MCP for AI Agents: Client and Server now available in Pipefy

  • June 9, 2026
  • 0 replies
  • 7 views
vinicius.pereira
Community Manager

Overview

Pipefy AI Agents now connect to the broader AI ecosystem through the Model Context Protocol (MCP). 

With the simultaneous launch of the MCP Client and MCP Server, your Agents can call external tools directly from within their configured workflows, and Pipefy processes can be exposed as tools to third-party AI interfaces. 

The practical outcome: complex cross-system workflows that previously required manual coordination between platforms can now be executed entirely through natural language, with governance and traceability kept inside Pipefy.

 

What's new?

 

 

  • MCP Client: enables your AI Agents to call external tools (such as Slack, Salesforce, and others) directly from within workflow behaviors configured in Pipefy, without leaving the platform.
  • MCP Server: exposes Pipefy processes as tools that MCP-compatible AI interfaces (such as Claude Code, Cursor, and similar) can access and execute through natural language.

 

How does this help?

  • Eliminates silos between critical systems: your Agents can now query and update data in Salesforce, Slack, and other tools without human intervention, connecting what was previously fragmented across platforms.
  • Reduces coordination costs in cross-system workflows: flows that relied on manual handoffs or team escalations now happen in an orchestrated way within the Agent itself.
  • Opens Pipefy to the AI ecosystem: technical teams using AI-powered development environments (such as Cursor or Claude Code) can interact with Pipefy processes directly through natural language, without opening the interface.
  • Keeps governance centralized: every cross-system execution remains traceable and controlled inside Pipefy, combining operational autonomy with full visibility for IT and process owners.

 

Use cases

1. Incident triage Agent with automatic Salesforce update An Agent configured for IT incident triage receives a ticket submitted through a Pipefy form. Via the MCP Client, the Agent queries the customer's history directly in Salesforce, identifies the active contract and the matching SLA queue, and updates the priority field in the CRM with no manual action required. The support team sees the update synchronized across both systems in real time, eliminating the need to switch between platforms.

2. Purchase approval Agent with contextualized Slack notification A procurement Agent receives a purchase request above the configured approval threshold. Instead of escalating by email, the Agent uses the MCP Client to send a direct Slack message to the responsible manager with the full context of the request (vendor, amount, justification, and cost center), waits for a response, and automatically updates the card status. The approval process happens without the approver ever needing to open Pipefy.

3. Running internal processes via Claude Code or Cursor A developer or operations analyst uses Claude Code with the Pipefy MCP Server configured.

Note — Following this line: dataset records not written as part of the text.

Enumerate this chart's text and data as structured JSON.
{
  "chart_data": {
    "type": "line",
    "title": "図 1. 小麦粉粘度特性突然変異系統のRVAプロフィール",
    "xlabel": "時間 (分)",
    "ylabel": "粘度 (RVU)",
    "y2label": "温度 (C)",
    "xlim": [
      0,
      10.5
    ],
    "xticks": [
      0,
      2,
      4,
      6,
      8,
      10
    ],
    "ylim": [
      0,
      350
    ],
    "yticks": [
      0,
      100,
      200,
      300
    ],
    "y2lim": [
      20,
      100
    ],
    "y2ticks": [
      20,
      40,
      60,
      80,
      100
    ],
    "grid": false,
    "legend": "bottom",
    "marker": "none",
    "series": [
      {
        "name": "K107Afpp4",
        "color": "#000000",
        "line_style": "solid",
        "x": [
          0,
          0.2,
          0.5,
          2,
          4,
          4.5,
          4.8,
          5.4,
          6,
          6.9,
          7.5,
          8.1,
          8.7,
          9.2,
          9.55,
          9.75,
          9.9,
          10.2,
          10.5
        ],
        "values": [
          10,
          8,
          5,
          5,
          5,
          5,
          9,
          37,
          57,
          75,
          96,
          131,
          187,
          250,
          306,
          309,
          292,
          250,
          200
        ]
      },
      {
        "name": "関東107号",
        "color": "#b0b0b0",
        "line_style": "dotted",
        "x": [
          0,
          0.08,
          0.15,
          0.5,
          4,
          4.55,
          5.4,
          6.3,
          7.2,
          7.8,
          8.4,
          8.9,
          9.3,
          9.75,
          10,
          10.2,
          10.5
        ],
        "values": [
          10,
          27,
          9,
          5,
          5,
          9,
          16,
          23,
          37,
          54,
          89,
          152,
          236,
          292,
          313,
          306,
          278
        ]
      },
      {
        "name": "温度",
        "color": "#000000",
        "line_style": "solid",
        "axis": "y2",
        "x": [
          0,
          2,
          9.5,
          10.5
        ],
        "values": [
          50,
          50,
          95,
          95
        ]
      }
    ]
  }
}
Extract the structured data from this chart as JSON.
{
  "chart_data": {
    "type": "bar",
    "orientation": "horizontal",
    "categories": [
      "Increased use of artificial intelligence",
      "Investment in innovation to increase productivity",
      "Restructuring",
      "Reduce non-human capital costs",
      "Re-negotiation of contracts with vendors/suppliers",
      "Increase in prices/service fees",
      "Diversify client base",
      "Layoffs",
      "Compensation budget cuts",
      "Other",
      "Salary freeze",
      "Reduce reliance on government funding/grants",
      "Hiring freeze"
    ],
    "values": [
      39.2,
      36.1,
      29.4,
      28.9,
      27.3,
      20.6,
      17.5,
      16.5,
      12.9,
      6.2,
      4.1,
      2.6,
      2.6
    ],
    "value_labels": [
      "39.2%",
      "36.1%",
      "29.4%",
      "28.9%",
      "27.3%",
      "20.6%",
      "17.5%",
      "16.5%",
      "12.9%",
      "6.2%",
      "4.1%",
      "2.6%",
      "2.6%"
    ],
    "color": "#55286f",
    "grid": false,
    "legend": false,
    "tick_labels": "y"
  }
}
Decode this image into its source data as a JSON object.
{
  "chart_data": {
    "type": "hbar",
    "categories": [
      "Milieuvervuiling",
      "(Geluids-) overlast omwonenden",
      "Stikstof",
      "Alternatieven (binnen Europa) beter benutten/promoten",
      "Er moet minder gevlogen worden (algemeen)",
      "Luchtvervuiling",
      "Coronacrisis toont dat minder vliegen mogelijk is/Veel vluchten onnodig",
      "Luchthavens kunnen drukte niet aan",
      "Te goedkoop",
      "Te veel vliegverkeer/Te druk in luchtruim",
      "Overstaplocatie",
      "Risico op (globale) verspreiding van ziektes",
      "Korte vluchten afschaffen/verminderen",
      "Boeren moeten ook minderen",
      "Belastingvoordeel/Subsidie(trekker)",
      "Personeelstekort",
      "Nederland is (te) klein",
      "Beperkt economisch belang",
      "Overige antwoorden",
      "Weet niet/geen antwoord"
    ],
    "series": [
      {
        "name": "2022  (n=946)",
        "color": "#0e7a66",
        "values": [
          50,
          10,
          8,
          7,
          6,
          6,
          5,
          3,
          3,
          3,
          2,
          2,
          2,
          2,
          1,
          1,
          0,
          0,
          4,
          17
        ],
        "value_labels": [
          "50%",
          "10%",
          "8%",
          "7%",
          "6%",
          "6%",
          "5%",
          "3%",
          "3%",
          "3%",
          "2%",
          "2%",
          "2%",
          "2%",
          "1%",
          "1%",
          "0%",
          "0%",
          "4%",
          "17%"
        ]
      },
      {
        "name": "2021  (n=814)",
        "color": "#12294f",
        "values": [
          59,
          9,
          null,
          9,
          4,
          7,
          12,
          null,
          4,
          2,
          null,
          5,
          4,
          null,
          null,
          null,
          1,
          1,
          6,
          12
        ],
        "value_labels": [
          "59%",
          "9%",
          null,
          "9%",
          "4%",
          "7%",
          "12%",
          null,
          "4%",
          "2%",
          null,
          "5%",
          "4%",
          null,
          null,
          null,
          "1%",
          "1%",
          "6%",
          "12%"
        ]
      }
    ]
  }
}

They type in natural language "open an access request for new employee João Silva in the Engineering department" and the Agent creates the card, fills in the fields, and triggers the approval workflow in Pipefy directly from the development environment, without opening a browser.

4. Vendor onboarding Agent with external data enrichment During the onboarding flow for a new vendor, an Agent accesses an external CNPJ validation API and a compliance database via the MCP Client, cross-references the data with the fields in the Pipefy form, and automatically flags any discrepancies that require human review. The procurement team only receives the cases that actually need attention, without manually processing every registration.

5. Employee offboarding orchestration across HR and IT An offboarding Agent receives an employee exit card and, via the MCP Client, triggers access revocation in the company identity system (e.g., Okta), notifies the IT channel in Slack with the list of licenses to release, and automatically creates a hardware return ticket. The entire cross-system flow is executed from a single trigger in Pipefy, with full traceability of every action taken.

 

Most relevant for

  • Builders and AI Agent administrators in Pipefy
  • Operations teams with workflows that span multiple systems
  • IT teams responsible for automation governance
  • Developers and technical analysts using AI environments (Claude Code, Cursor)
  • Process owners in Procurement, HR, and ITSM

 

Documentation

Technical documentation will be published soon on the developer portal. The MCP Server open source repository is already accessible on GitHub.